Sexta-feira. Clima frio. O som do baião de Luis Gonzaga retransmitido por um radinho da vendedora toma conta do ambiente. Sento-me na cadeira de plástico branca. Coloco minhas mochilas no chão e aguardo minha esposa Kelen voltar. Estamos em uma feira popular de roupas de inverno em Belo Horizonte (MG). Acabei de beber um suco de laranja com acerola (artificial), e agora com as mãos vazias, vem a vontade escrever.

Estou num pequeno corredor improvisado ao lado da feira, reservado para barracas de lanche cobertas com lonas brancas. Caldos, salgados, bebidas, churrasquinhos, canjica, achocolatados…

Em uma mesa em frente da minha vejo duas senhoras sorvendo lentamente seus caldos em tigelinhas descartáveis. Parecem descansando.

Por três vezes vejo passar uma senhora com ferramentas e material de limpeza. Está trabalhando. Não é notada por ninguém, mas na minha observação despretensiosa, me pergunto: “qual deve ser a história desta mulher? Está em tempos de escassez e preocupada com a família? Sente-se digna do trabalho, mesmo ganhando pouco? É apenas um bico no fim de semana? Seria uma solteirona frustrada com a vida que não lhe deu muitas oportunidades?”. Minha mente divaga, mas não tenho resposta. Sinto compaixão. Ela continua andando de lá para cá por toda a feira, retirando o lixo que deixamos para trás.

Olho novamente para a mesa da dupla de senhoras e as vejo brindando com dois copos descartáveis de cerveja da marca Heineken. O que elas estariam celebrando? Seria apenas o prazer da companhia uma da outra? Alguma data especial? Ou não há motivo algum. Tão somente o costume de registrar a oportunidade de beber amigavelmente e sem pressa?

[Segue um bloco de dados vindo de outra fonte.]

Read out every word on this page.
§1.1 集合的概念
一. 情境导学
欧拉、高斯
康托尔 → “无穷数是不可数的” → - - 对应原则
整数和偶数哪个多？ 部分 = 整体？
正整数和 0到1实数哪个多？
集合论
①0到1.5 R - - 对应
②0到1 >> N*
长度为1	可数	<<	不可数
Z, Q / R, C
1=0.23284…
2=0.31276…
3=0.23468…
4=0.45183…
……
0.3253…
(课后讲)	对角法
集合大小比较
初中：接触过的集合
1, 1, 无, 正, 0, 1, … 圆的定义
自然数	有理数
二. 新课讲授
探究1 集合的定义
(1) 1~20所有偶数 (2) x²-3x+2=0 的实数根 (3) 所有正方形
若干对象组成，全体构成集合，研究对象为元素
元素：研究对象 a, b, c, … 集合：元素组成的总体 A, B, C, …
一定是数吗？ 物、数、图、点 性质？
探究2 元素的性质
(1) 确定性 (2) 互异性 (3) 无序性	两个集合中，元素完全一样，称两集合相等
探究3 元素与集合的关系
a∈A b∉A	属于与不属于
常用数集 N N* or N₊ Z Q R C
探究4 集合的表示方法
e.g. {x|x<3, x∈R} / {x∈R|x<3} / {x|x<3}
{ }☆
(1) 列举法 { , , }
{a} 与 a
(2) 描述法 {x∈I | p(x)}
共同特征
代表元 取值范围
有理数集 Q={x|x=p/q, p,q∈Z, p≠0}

À esquerda, uma moça desmontando cabides. Exatamente na minha frente, um homem – possivelmente o dono de uma das barracas de comida – puxando assunto com as duas senhoras, enquanto também bebe um copo de cerveja.

O barulho no nosso “corredor de alimentação” aumenta. O som de Luis Gonzaga continua, mas também já posso ouvir mais vozes dos vendedores e clientes. Pedidos, perguntas, respostas.

Uma jovem senhora, bem vestida e aparentemente abastada, acaba de comprar um caldo de feijão.

Lá no fundo, já fora do corredor, um homem carrega um carrinho com três grandes sacos escuros – provavelmente roupas prestes a serem vendidas ou somente expostas nas prateleiras por serem reféns dos olhares indecisos de compradores como minha esposa.

Para todos os lados, vejo bocas mastigando. Fome e prazer.

“Se eu provei? Não provei foi nada!”, grita um homem.

“Depois você vem aqui provar o meu caldo”, diz uma cozinheira.

São 19h17. Ainda aguardo Kelen, que acabou de aparecer apenas para avisar que não conseguiu escolher o casaco que deseja. Ela volta para a feira e eu continuo sentado na cadeira de plástico.

Sabe aquelas duas senhoras da mesa em frente? Agora elas estão, cada uma, com um espetinho de churrasco na mão. O chope está pela metade, e enquanto se esforçam para comer os pedaços de carne fincados nos espetos, me dão a impressão de que curtem o programa de sexta-feira à noite na feira de roupas de inverno. Conversam com satisfação, e suas sacolas de compras ocupam mais duas cadeiras.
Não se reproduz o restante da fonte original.